A group of four academicians and innovation consultants have come up with a new twist on segmentation. Rather than analyze the traditional segmentation dimensions like customer demographics or product characteristics, this team views the product as being “hired” by the customer to do a job.
Members of the team are: Clayton M. Christensen, the often published Harvard Business School professor; Scott D. Anthony, president of Innosight LLC, a Watertown (MA)-based innovation consulting company; Gerald Berstell, a Chicago-based customer case researcher who owns a full-service research and strategy firm focused on revitalizing declining established products and re-launching failed new products, and Denise Nitterhouse, an associate professor of accounting at Chicago-based DePaul University. Their product is an article entitled “Finding the Right Job for Your Product” in the Spring, 2007, issue of the MIT Sloan Management Review.
The basic premise is that “product and customer characteristics are poor indicators of customer behavior, because from a customer’s perspective that is not how markets are structured. Customers’ purchase decisions don’t necessarily conform to those “average” customers….Rather customers just find themselves needing to get things done.”
They point out that most of the “home runs” in marketing history were hit by marketers who saw the world this way and most of the “strike-outs” resulted when product developers and marketers focused on the product “with better features and functions” or attempted to figure out what the average customer in a demographic wants.
They provide a beautiful example of this theory by dissecting the way customers “hire” milkshakes.

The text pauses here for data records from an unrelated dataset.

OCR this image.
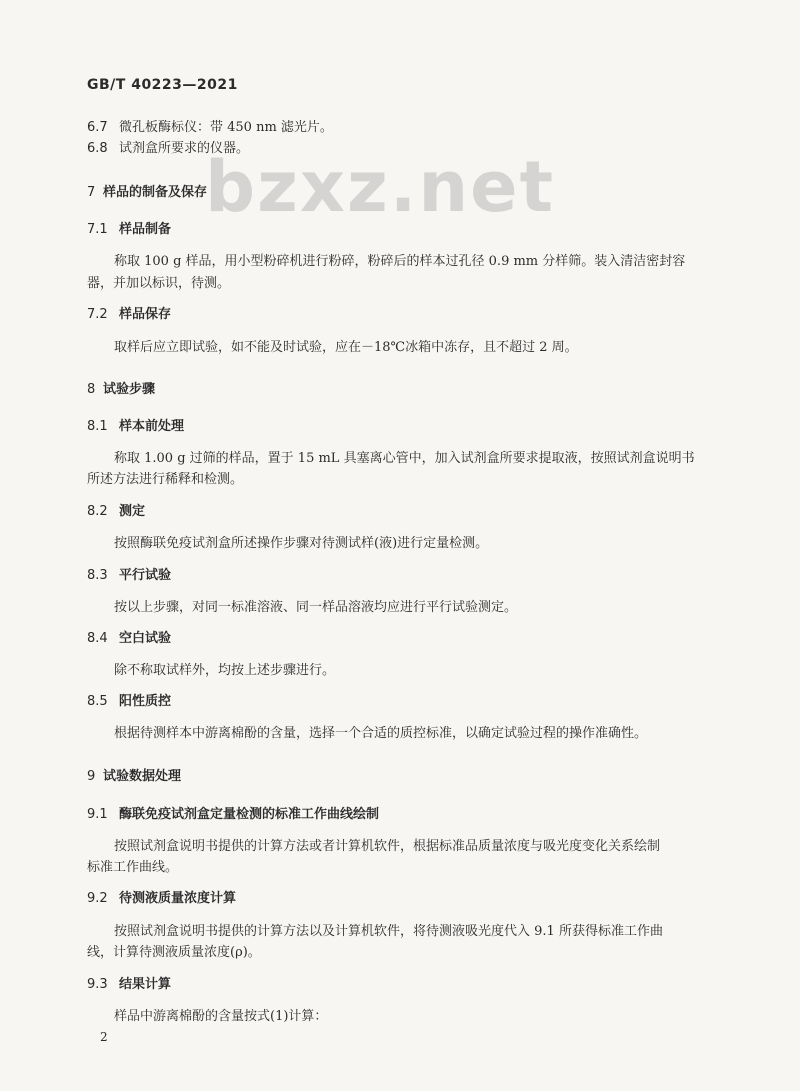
GB/T 40223—2021
bzxz.net
6.7 微孔板酶标仪：带 450 nm 滤光片。
6.8 试剂盒所要求的仪器。
7 样品的制备及保存
7.1 样品制备
称取 100 g 样品，用小型粉碎机进行粉碎，粉碎后的样本过孔径 0.9 mm 分样筛。装入清洁密封容
器，并加以标识，待测。
7.2 样品保存
取样后应立即试验，如不能及时试验，应在－18℃冰箱中冻存，且不超过 2 周。
8 试验步骤
8.1 样本前处理
称取 1.00 g 过筛的样品，置于 15 mL 具塞离心管中，加入试剂盒所要求提取液，按照试剂盒说明书
所述方法进行稀释和检测。
8.2 测定
按照酶联免疫试剂盒所述操作步骤对待测试样(液)进行定量检测。
8.3 平行试验
按以上步骤，对同一标准溶液、同一样品溶液均应进行平行试验测定。
8.4 空白试验
除不称取试样外，均按上述步骤进行。
8.5 阳性质控
根据待测样本中游离棉酚的含量，选择一个合适的质控标准，以确定试验过程的操作准确性。
9 试验数据处理
9.1 酶联免疫试剂盒定量检测的标准工作曲线绘制
按照试剂盒说明书提供的计算方法或者计算机软件，根据标准品质量浓度与吸光度变化关系绘制
标准工作曲线。
9.2 待测液质量浓度计算
按照试剂盒说明书提供的计算方法以及计算机软件，将待测液吸光度代入 9.1 所获得标准工作曲
线，计算待测液质量浓度(ρ)。
9.3 结果计算
样品中游离棉酚的含量按式(1)计算：
2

They begin the example by pointing out the conventional wisdom in fast-food marketing where companies historically segmented markets by product and customer categories.
Using these metrics, a fast food company decided to analyze the market for milkshakes and took the analysis further and profiled customers most likely to buy milkshakes. They went through the traditional motions of finding and interviewing milkshakes buyers to determine what would cause them to buy shakes – like thickness, flavors, chunkiness, price, etc. All this wonderful data and subsequent product improvements had absolutely no affect on sales.
Then the Christensen team reports that new researcher was brought in and spent a day at a fast food outlet and tracked the sale of milkshakes in that store. The researcher was surprised to learn that 40 percent of the shakes were bought in the early morning. The researcher further discovered that these early-morning shake buyers were almost always alone, they bought nothing else but the shake and consumed in their cars.
Probing further, the researcher asked purchasers “Excuse me, but could you please tell me what job you were needing to get done for yourself when you came in here to ‘hire’ that milkshake?” It turned out that most of these customer purchased for the same reason: “they faced a long, boring commute and needed something to keep that extra hand busy and to make the commute more interesting. They weren’t hungry yet but knew they’d be hungry by 10 a.m.; they wanted to consume something now that would stave off hunger until noon.”
When the researcher inquired what other product could perform this task it turned out that the shake did the job better than the alternatives — bagels were dry and with cream cheese or jelly made their hands sticky; donuts or bananas didn’t have the lasting power. “It didn’t matter,” they wrote “that the milkshake wasn’t a particularly healthful food because that wasn’t the job it was being hired to do.”
The writing team asks: How can marketers find out the job-to-be-done segmentation scheme? They answer: “The jobs that customers are trying to get done cannot be deciphered from purchasing databases in the comfort of the marketers’ offices. It requires watching, participating, writing and thinking. It entails knowing where to look, what to look for, how to look for it and how to interpret what you find.”